Friday, December 6, 2013

Waiting

Waiting.

JT is anxiously waiting for his brother and sister to get home from school.

Erik is waiting for the landscape people to call him back.

I am waiting for my parents to arrive.

It seems like we are all waiting, for one thing or another.

Kids all over the city are waiting for it to snow, for Christmas break to arrive and Santa to come.

Parents are waiting for packages to arrive, checks to clear the bank and schedules to lesson.

Friends I dearly love are waiting to say their final good byes to a loved one.  

Soon to be mommy's are waiting to meet their babies.

Everyone is waiting.

At this time of the year, more than any other, I can feel the tension in the air.  I feel the anticipation, and I love it!  

It is in the waiting that I find joy, perhaps not always happiness, but always joy.  There is a difference.

You may not find happiness in waiting in lines, waiting for traffic, or waiting for things to go on sale.  You may not find happiness in waiting for the kids to go to bed so you can do all the things that need to be done that their little eyes shouldn't see.  But you just might find joy.

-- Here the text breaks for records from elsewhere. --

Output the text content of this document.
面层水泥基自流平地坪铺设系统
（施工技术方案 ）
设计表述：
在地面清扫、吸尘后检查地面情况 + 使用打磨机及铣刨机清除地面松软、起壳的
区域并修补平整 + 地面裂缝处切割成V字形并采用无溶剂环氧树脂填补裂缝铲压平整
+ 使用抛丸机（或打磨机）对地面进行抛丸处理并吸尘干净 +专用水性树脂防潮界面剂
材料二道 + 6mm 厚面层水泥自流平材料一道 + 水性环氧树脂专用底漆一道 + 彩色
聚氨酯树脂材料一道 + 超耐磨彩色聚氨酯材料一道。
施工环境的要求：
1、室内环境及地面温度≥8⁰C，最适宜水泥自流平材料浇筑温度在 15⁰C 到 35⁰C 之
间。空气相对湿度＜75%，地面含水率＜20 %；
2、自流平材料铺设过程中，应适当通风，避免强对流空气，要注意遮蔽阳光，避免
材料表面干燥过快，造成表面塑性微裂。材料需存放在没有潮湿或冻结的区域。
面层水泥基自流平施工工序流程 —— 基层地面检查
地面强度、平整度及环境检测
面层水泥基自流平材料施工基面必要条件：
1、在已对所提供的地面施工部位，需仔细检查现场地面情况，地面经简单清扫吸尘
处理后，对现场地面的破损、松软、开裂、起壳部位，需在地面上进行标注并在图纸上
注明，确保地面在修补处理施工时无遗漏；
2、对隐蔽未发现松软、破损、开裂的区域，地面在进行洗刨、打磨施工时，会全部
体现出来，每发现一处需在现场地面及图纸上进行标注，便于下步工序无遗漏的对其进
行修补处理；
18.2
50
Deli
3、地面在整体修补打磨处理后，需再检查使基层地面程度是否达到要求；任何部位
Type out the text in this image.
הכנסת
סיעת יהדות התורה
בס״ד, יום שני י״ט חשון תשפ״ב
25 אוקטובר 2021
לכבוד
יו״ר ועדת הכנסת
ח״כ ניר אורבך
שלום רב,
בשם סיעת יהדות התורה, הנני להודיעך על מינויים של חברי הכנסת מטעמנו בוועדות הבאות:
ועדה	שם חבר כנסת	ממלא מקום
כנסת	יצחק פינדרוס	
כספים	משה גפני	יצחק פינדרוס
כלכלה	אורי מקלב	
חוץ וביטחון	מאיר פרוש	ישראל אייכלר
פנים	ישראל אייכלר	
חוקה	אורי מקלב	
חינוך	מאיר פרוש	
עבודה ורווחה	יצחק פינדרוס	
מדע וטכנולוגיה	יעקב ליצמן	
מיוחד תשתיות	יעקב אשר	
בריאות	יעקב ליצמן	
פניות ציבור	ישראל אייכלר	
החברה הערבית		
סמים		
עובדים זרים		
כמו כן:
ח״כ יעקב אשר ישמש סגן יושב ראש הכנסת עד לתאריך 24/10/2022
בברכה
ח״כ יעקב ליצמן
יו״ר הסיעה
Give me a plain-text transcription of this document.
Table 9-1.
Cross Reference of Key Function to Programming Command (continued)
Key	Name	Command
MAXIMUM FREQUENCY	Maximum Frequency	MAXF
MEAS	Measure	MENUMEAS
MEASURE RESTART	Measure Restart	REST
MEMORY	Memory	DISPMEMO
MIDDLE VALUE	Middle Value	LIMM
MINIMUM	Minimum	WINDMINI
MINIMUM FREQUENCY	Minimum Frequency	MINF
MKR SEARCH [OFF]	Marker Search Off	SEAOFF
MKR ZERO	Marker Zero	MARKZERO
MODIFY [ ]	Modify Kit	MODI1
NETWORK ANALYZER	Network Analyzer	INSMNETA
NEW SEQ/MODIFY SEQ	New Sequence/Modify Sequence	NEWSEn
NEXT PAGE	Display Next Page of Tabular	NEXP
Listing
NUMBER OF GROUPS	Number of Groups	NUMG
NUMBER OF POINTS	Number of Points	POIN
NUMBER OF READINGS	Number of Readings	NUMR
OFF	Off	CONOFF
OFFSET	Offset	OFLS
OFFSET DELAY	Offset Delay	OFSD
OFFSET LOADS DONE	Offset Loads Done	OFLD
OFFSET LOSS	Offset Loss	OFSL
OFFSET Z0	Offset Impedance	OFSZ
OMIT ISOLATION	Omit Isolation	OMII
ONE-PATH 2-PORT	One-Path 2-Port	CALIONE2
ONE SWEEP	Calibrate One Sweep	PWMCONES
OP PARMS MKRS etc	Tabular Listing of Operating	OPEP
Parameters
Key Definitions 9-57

There is joy in knowing you are doing something special for someone you love.  There is joy  when you find the perfect gift.  There is joy when you stay up late to make a special memory for your child.  There is joy when you give grace to a stranger in a store who certainly didn't deserve it and may not even recognize.  There is joy.  

There is joy in the eyes of your heavenly father each and every time he sees you do one of these seemingly endless things we do during the Holidays.  

So many people argue that Christmas today is too commercialized, to secular, and I don't disagree.  But remember, God does calls his people to celebrate.  He called the Israelites to hold festivals that often lasted for days if not weeks, to celebrate, to all congregate at one place and have a big old party!  And I bet it was crowded, and traffic was horrible (SO glad the car I was stuck behind today wasn't a donkey with bad gas!).  I bet there were times during those festivals that tempers were quick, schedules were busy and people just wanted quiet.  But God wanted them to celebrate!  He commanded them to celebrate, not just for a day, but for days on end.  And there was joy.

Imagine, just imagine how much those young little children of Israel must have anticipated those festivals, counting down the days till they would leave.  Just waiting.  How the moms and dads must have had SO MUCH to do to prepare to travel (BY FOOT) to  where the festival was being held.  Think about how the families they were traveling to see, distant relatives, they only saw during the festivals, must have waited so anxiously for them to come.  Just waiting.

The Israelites spent centuries just waiting.  Waiting for a messiah, a savior, someone who would rescue them and set them free.  And come he did, though not in the way they thought he would.  

We are promised in the scriptures that this messiah, this savior will come again, and so we find ourselves once again waiting.  

Just waiting.

Sometimes I am struck by how little has changed in the last 2000 years.